Cette variété de points de vue permet de révéler les divisions de nos sociétés face aux effets du changement climatique et aux situations de crises en général. Roman apocalyptique aux portraits psychologiques d’une grande justesse, La forêt brûlera sous nos pas est un véritable thriller social. Ouvertement militant, il garde l’espoir que nous saurons nous montrer à la hauteur de l’enjeu et sauver ce qui pourra encore l’être, c’est-à-dire rester capables d’humanité.
Pour découvrir d’autres romans du Nord de l’Europe, sur des sujets très variés, je vous recommande de faire un tour sur le blog de Céline qui a lancé un passionnant challenge « Auteurs scandinaves ».
19 réponses sur « Et la forêt brûlera sous nos pas – Jens Liljestrand »
Très tentant ! Je l’avais noté à sa sortie, puis d’autres l’ont poussé loin, loin… à ne pas perdre de vue !
L’avantage d’avoir attendu, c’est qu’il vient de sortir en format poche 😀
Le titre ressemble étrangement à ce que nous avons vécu cet été au Canada.

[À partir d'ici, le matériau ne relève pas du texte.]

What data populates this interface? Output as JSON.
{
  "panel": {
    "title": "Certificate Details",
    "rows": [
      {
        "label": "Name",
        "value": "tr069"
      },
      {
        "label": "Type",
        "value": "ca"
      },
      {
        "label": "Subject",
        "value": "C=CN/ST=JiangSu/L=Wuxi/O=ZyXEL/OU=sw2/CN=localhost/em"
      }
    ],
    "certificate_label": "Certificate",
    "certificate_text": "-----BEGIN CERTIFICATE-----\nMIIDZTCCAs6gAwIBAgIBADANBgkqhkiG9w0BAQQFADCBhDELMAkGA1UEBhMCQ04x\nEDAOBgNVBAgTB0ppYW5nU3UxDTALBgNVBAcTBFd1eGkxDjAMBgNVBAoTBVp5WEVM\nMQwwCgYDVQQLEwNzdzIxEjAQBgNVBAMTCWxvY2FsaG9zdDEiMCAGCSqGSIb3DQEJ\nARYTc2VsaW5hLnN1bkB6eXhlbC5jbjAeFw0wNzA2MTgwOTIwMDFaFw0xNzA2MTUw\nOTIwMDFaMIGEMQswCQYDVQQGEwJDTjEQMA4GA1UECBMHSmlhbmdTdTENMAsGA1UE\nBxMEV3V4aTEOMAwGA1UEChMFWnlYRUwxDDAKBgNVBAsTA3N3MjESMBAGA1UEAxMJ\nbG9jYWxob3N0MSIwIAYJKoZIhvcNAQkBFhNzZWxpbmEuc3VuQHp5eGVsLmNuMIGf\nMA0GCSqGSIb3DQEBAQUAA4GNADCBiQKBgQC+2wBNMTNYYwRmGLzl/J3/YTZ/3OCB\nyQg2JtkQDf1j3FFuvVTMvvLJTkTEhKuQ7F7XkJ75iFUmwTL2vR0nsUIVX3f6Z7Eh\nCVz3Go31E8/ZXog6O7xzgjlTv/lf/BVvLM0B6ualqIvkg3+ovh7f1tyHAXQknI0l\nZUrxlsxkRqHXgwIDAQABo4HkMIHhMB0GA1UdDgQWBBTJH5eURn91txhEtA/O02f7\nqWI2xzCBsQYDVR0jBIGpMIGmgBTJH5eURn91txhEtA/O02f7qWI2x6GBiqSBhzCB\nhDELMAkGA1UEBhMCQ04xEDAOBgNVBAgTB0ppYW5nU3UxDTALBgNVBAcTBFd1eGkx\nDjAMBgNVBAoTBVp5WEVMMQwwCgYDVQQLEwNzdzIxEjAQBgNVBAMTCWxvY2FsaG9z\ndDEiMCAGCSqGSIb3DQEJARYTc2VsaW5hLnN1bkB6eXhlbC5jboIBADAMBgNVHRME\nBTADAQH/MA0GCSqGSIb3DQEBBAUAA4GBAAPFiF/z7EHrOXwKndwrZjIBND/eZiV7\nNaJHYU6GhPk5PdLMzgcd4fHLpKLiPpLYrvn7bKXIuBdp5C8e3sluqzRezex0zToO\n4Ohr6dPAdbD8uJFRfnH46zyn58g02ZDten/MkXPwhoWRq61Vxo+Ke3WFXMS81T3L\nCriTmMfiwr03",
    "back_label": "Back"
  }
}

Nos belles forêts ont brûlé sous nos pas. Quelle catastrophe! Il y avait du smog des incendies jusque chez moi… Épouvantable. Pour le moment, je ne veux pas replonger dans cet événement horrible. Merci pour la découverte!
Je te comprends, ce serait sans doute trop anxiogène de revivre ça dès maintenant, même par le biais de la littérature !
Ce titre m’intrigue depuis sa sortie…
C’est ce qu’on appelle un page-turner. J’ai trouvé ça bien fichu pour parler de ce sujet qui peut être vite « donneur de leçon ».
Je l’avais repéré aussi à sa sortie
J’ai l’impression qu’il a été assez médiatisé, le sujet étant très en phase avec l’actualité des dernières années.
L’édition en « J’ai Lu » est donnée pour 608 pages… éligible donc aux challenges estivaux sur les « gros bouquins »… qui se clôturent demain samedi 23 septembre!
Si le coeur vous en dit, vous connaissez le jeu: logos + liens + nous en prévenir… 😉
(s) ta d loi du cine, « squatter » chez dasola
Malheureusement pour moi, la version brochée n’avait même pas assez de pages pour les pavés de Sibylline… mais ça ne m’a pas empêchée de le dévorer en quelques jours !
Je lis peu de thriller social mais le côté militant m’attire beaucoup !
Alors il te plaira sûrement!
[…] Sacha– Danemark : De l’argent à flamber de Asta Olivia Nordenhof – Le pays des phrases courtes de Stine Pilgaard– Norvège : Une famille moderne de Helga Flatland– Islande : La tristesse des anges & Entre ciel et terre de Jón Kalman Stefánsson– Suède : Et la forêt brûlera sous nos pas de Jens Liljestrand […]
C’est vrai que c’est anxiogène, et en même temps tellement important d’en parler.
Exactement ! Et ce roman rendant les choses très concrètes, il est plus efficace que bien des discours.
Ca a l’air très intéressant même si ce n’est pas un sujet par lequel je suis attirée à lire… je dois reconnaître qu’il est quand même important d’en parler.
Merci encore pour ta participation à mon challenge.
Au-delà du message écologique, il y a un portrait de la famille suédoise et de la société plutôt décapant. Le franc-parler nordique sans doute !
la dimension militante pourrait me plaire mais ça doit être flippant tout de même !
Oui, un peu mais c’est aussi une intéressante peinture sociale qui dépasse le thème initial.